Figure Technologies Prices Nasdaq IPO at $25 a Share, Raising $787.5M — What This Means for Blockchain Lending

Figure Technologies IPO priced at $25 per share, raising about $787.5M as FIGR readies Nasdaq debut — key details and implications for blockchain lending.

Figure Technologies, the blockchain-focused lender co-founded by SoFi’s Mike Cagney, has priced its initial public offering at $25 per share, a deal that will raise approximately $787.5 million. Shares of Class A stock are scheduled to begin trading on the Nasdaq under the ticker FIGR on Sept. 11.

The offering totals 31.5 million shares, with roughly 23.5 million coming directly from Figure and about 8 million sold by existing shareholders. Underwriters also hold an option to buy an additional 4.7 million shares, which could expand the offering if exercised. The deal is led by Goldman Sachs, Jefferies and BofA Securities, alongside other banks including Societe Generale, Stifel and Mizuho. The offering is expected to close on Sept. 12, pending customary closing conditions.

Figure says it has helped originate more than $16 billion in home-equity loans, positioning itself as one of the largest non-bank providers in that market by using blockchain and tokenization to streamline lending and secondary-market distribution of loans.

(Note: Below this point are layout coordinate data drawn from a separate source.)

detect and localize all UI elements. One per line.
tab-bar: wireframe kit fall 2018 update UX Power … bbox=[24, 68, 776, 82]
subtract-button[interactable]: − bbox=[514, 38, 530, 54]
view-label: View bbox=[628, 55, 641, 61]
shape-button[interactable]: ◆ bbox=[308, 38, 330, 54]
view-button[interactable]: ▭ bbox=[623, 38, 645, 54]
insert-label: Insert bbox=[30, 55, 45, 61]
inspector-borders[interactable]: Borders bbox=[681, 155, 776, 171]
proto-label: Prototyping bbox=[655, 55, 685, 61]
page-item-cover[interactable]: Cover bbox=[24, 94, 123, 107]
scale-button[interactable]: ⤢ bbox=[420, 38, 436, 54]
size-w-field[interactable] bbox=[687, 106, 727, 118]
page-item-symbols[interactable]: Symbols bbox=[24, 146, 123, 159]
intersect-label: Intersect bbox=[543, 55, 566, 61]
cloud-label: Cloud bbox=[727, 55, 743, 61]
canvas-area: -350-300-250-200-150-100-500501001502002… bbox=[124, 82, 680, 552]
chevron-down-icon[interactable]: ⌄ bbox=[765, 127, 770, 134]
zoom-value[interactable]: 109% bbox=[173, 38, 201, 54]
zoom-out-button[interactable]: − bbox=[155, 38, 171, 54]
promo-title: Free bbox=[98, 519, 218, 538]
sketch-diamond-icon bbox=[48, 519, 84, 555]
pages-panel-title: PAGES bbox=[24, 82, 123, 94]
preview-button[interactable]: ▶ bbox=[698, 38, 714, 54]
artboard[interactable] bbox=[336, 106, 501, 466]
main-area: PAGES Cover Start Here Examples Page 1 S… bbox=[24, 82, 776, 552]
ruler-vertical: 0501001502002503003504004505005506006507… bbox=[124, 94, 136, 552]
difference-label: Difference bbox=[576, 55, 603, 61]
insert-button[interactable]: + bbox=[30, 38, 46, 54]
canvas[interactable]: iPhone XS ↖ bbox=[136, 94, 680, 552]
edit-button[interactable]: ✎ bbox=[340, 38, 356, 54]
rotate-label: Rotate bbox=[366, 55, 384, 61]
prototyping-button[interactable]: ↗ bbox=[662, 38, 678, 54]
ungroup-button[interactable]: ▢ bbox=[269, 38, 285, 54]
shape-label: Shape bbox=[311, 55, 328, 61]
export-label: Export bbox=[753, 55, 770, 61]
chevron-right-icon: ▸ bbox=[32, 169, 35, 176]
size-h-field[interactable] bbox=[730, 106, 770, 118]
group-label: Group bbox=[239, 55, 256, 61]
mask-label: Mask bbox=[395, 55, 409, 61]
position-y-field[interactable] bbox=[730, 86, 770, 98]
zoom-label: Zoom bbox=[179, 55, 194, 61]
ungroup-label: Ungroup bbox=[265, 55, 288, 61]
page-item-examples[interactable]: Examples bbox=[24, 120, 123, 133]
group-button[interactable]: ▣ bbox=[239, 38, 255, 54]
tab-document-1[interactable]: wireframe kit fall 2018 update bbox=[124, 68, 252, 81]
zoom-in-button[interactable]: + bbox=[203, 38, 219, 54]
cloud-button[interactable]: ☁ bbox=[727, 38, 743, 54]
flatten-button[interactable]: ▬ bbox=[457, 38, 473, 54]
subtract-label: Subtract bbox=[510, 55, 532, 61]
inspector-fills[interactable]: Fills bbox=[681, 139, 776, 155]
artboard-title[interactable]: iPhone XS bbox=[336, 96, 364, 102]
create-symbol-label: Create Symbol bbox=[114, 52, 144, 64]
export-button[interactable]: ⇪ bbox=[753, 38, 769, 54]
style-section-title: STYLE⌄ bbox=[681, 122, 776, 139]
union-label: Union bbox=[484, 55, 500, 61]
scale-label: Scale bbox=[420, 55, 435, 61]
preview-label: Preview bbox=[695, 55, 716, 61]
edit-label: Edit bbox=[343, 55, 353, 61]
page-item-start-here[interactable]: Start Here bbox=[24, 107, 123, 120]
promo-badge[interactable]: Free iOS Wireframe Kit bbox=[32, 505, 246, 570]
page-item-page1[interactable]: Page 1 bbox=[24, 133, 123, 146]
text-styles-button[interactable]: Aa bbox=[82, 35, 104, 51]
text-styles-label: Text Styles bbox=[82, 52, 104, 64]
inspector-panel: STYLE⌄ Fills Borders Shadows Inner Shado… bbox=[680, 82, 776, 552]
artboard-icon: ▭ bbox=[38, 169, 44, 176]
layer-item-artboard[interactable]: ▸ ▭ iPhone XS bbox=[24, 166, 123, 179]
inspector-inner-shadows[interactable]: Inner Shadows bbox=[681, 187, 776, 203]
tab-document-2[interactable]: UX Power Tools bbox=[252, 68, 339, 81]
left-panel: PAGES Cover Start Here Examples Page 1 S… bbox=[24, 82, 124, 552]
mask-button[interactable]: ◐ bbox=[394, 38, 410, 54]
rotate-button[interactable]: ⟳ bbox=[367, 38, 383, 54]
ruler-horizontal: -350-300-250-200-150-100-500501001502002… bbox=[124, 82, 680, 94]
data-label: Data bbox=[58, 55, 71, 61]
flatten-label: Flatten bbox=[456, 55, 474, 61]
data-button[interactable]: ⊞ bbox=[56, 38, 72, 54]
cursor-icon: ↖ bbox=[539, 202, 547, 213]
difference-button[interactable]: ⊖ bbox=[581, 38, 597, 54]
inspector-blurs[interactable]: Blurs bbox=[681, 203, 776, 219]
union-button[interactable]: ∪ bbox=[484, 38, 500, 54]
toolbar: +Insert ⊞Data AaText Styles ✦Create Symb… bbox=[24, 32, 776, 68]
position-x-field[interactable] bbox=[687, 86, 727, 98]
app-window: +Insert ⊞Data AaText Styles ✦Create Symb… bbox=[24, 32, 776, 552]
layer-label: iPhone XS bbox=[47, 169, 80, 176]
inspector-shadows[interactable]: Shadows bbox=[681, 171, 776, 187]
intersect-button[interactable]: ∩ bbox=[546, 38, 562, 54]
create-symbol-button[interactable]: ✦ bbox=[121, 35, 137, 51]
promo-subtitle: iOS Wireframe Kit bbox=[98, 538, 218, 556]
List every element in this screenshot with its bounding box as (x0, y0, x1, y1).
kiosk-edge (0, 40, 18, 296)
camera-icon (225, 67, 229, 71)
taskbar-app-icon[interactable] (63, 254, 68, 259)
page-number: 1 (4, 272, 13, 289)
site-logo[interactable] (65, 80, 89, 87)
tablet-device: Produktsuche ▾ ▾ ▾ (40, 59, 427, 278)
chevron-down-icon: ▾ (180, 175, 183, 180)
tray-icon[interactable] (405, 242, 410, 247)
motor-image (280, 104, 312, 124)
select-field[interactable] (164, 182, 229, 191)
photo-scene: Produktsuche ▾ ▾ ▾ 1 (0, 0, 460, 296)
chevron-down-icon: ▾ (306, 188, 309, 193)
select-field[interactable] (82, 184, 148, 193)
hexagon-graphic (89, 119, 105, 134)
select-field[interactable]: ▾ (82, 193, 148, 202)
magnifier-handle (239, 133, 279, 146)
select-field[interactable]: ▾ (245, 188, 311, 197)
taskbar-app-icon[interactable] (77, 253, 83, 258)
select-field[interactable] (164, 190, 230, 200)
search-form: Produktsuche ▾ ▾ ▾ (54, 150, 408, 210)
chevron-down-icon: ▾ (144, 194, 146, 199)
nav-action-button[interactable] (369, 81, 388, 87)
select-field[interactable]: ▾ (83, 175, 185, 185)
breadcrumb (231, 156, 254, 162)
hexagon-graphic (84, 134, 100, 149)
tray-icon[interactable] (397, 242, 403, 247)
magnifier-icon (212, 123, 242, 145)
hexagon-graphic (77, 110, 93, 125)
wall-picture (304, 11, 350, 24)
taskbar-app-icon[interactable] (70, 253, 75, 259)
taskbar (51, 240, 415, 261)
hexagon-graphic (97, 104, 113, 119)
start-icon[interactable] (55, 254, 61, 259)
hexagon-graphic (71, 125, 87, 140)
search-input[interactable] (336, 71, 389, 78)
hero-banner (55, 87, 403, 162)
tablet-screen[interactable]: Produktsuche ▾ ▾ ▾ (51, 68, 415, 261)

Why it matters: The IPO is a milestone for companies that combine traditional lending products with blockchain infrastructure. A public listing gives Figure broader access to capital and visibility for blockchain-based finance models, and could encourage other fintechs to pursue similar tokenized approaches to asset distribution.

Risk note: Investors should weigh typical IPO risks — market volatility, execution risk and regulatory uncertainty around tokenization and blockchain-finance models — before participating.